July 26, 2018
Mass graves of political prisoners including inmates who were executed in the late 1980s have been razed to the ground in the city of Ahvaz, southwestern Iran, prominent human rights activist Shadi Sadr has reported.
The caption of a picture published by the Justice for Iran website on July 25 says, “This is a mass grave site in Ahvaz, Iran. At least 44 political prisoners executed in 1988 were secretly buried here. In the following years, the authorities turned the site into a rubbish dump. Now, the site is at imminent risk due to a road -widening project. There are fears that it will be destroyed for a “green space” or commercial development.”
Sadr said her report on the graves is verified, based on investigative research as well as numerous pieces of footage, documents, news, and images.
The graves, which have been completely razed to the ground by hydraulic excavators, are currently under tight control and supervision by security agents.
The operation to raze the site, which included tombstones laid by relatives of the victims, took less than 24 hours in an apparent attempt to draw as little attention as possible, eyewitnesses told Justice for Iran.
Citing the relatives of political prisoners who were executed in late 1988 while serving their prison terms, Sadr reported, “In 1988 and in the heat of executing political prisoners across Iran, the bodies of at least 44 male and female inmates in Ahvaz were secretly buried in an unmarked mass grave in the city’s Padadshahr neighborhood.”
According to Justice for Iran, an eyewitness, named Eissa Bazyar, has testified he saw bodies buried overnight in freshly dug mass graves in the late 1980s in Ahvaz.
The relatives of the victims believe that the mass graves were immediately paved over with concrete to prevent the families from finding the burial place.
In the past few decades, Sadr notes, “The location of the graves was used as a garbage dump and piling up building debris to cover it up from the public eye and deprive the prisoners’ relatives access to the tombs.”
The wiping-out operation by the municipality of Ahvaz initially began in late 2017 but was almost immediately stopped after widespread protests.
Justice for Iran, along with Amnesty International (AI), published a special report on the mass graves two months ago and warned the Iranian authorities, “Mass graves are crime scenes that require professional forensic expertise to undertake exhumations and ensure preservation of evidence and accurate identification of bodies. By desecrating the site, the authorities will be destroying vital evidence that could one day be used to shed light on the number and identity of those killed in state custody.”
AI Deputy Director for the Middle East and North Africa Magdalena Mughrabi noted, “By attempting to destroy the mass grave in Ahvaz, the Iranian authorities appear to be embarking on a sinister and deliberate effort to destroy crucial evidence of their past crimes and deprive the families of the victims of the 1988 mass prisoner killings of their right to truth, justice and reparation. This is a shocking assault on justice that must be stopped immediately.”
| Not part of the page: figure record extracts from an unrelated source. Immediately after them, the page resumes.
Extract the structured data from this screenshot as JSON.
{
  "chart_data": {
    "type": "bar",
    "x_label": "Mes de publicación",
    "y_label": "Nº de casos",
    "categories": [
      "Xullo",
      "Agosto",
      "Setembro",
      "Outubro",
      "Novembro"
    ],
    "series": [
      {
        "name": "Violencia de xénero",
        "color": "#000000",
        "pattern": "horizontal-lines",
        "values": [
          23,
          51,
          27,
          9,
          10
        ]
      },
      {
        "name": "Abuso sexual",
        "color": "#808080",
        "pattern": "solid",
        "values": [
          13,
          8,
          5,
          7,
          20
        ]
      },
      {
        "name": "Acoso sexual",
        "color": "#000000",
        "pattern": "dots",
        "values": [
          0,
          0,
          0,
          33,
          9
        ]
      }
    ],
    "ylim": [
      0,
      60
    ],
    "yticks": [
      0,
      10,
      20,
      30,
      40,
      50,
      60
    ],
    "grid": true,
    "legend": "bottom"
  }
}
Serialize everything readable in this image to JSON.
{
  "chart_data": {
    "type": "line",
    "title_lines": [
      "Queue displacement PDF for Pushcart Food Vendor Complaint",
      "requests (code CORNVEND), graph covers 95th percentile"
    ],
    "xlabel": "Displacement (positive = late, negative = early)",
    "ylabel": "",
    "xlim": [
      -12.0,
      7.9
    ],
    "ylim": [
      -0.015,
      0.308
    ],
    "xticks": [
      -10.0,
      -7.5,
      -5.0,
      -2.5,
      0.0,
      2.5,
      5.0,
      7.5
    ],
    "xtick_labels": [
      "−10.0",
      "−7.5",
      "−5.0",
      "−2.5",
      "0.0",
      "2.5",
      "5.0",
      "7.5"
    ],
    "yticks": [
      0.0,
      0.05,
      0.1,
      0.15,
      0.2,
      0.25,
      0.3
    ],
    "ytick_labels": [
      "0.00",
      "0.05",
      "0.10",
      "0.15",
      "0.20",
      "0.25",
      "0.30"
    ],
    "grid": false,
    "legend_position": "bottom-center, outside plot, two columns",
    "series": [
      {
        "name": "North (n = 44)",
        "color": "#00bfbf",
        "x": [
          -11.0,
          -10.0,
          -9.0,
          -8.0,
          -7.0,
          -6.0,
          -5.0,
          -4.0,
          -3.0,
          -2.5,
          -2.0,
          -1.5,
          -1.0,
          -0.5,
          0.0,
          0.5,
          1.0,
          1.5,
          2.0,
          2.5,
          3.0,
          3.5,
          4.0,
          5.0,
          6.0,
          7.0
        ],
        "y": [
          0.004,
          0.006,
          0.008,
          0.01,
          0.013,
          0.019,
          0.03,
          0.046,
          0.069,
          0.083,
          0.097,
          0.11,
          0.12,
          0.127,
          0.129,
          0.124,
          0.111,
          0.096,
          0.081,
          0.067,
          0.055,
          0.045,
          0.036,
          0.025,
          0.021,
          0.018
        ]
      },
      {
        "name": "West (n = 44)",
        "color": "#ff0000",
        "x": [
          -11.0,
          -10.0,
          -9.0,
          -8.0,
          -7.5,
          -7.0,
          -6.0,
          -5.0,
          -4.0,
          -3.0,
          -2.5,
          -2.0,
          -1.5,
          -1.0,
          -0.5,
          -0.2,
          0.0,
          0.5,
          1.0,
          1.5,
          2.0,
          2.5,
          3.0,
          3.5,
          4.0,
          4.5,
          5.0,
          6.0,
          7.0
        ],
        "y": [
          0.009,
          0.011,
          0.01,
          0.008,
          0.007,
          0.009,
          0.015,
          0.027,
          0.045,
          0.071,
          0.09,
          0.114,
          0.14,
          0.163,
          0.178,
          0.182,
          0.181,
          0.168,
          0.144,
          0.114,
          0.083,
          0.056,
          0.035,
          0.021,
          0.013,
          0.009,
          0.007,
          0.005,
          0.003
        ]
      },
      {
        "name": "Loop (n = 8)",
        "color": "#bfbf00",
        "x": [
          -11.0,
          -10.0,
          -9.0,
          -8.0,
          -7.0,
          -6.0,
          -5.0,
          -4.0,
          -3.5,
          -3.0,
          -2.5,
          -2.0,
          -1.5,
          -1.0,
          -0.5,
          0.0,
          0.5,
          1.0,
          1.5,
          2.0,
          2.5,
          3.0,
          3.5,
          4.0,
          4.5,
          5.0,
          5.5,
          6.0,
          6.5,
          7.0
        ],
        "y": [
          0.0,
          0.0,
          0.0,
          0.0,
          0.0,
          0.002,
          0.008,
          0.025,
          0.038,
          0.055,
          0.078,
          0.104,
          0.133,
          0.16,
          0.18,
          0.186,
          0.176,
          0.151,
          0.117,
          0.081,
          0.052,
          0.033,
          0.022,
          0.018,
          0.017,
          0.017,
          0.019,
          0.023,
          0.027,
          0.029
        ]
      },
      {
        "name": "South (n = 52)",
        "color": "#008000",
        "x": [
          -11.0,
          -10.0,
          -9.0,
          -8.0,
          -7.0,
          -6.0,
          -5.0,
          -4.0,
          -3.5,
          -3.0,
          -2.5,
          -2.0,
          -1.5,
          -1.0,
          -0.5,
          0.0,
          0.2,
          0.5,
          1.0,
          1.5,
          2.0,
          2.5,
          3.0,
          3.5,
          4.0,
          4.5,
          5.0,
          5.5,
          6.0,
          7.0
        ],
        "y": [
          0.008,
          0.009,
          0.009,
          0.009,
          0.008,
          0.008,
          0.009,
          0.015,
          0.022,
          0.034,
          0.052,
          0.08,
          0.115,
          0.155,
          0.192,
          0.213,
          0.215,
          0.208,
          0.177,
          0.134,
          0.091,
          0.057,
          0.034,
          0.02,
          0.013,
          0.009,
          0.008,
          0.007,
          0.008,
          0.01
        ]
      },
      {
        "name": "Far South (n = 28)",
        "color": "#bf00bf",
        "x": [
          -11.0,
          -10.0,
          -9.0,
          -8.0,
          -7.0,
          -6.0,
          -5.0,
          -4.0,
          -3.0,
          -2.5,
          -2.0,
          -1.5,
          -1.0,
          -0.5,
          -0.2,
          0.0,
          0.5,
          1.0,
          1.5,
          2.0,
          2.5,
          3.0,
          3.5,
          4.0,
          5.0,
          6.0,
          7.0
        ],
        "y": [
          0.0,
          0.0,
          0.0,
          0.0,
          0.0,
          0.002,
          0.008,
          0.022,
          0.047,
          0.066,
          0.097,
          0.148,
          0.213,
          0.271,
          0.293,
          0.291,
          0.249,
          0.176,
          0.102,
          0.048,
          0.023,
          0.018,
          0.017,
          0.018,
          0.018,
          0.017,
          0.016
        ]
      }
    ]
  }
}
For her part, director of Justice for Iran, Shadi Sadr noted, “For years the authorities have inflicted unbearable suffering on the families of the victims of the 1988 extrajudicial executions. They have denied them the right to give their loved ones a dignified burial and forced them to walk through piles of rubbish to visit their dead. Now they are planning to destroy their final resting place and trying to obliterate their memory from history.”
Destroying mass graves of political prisoners in Iran is a deliberate action and not limited to Ahvaz, AI and JFI have noted.
In ar least seven other cities, the authorities have led similar operations, challenged by the victims’ relatives.
Most of the prisoners who fell victim to mass executions in the late 1980s belonged to anti-Islamic establishment armed groups, including the People’s Mujahedin Khalq Organization (MeK or MKO), followed by the members of the pro-Soviet Union Tudeh Party and the Marxist Fedayeen Khalq.
The number of prisoners who were executed by firing squads or hanging is still unknown, but many analysts believe that up to 5,000 were killed during that period.
Late Grand Ayatollah Hossein Ali Montazeri, at the time serving as the successor of the leader of the Islamic Revolution and Republic, Ayatollah Ruhollah Khomeini, openly declared that the prisoners were executed by direct orders issued by Khomeini.
Most of the victims were kept in different prisons in Tehran, and their bodies were mainly buried in unmarked graveyards, including the one known today as Khavaran.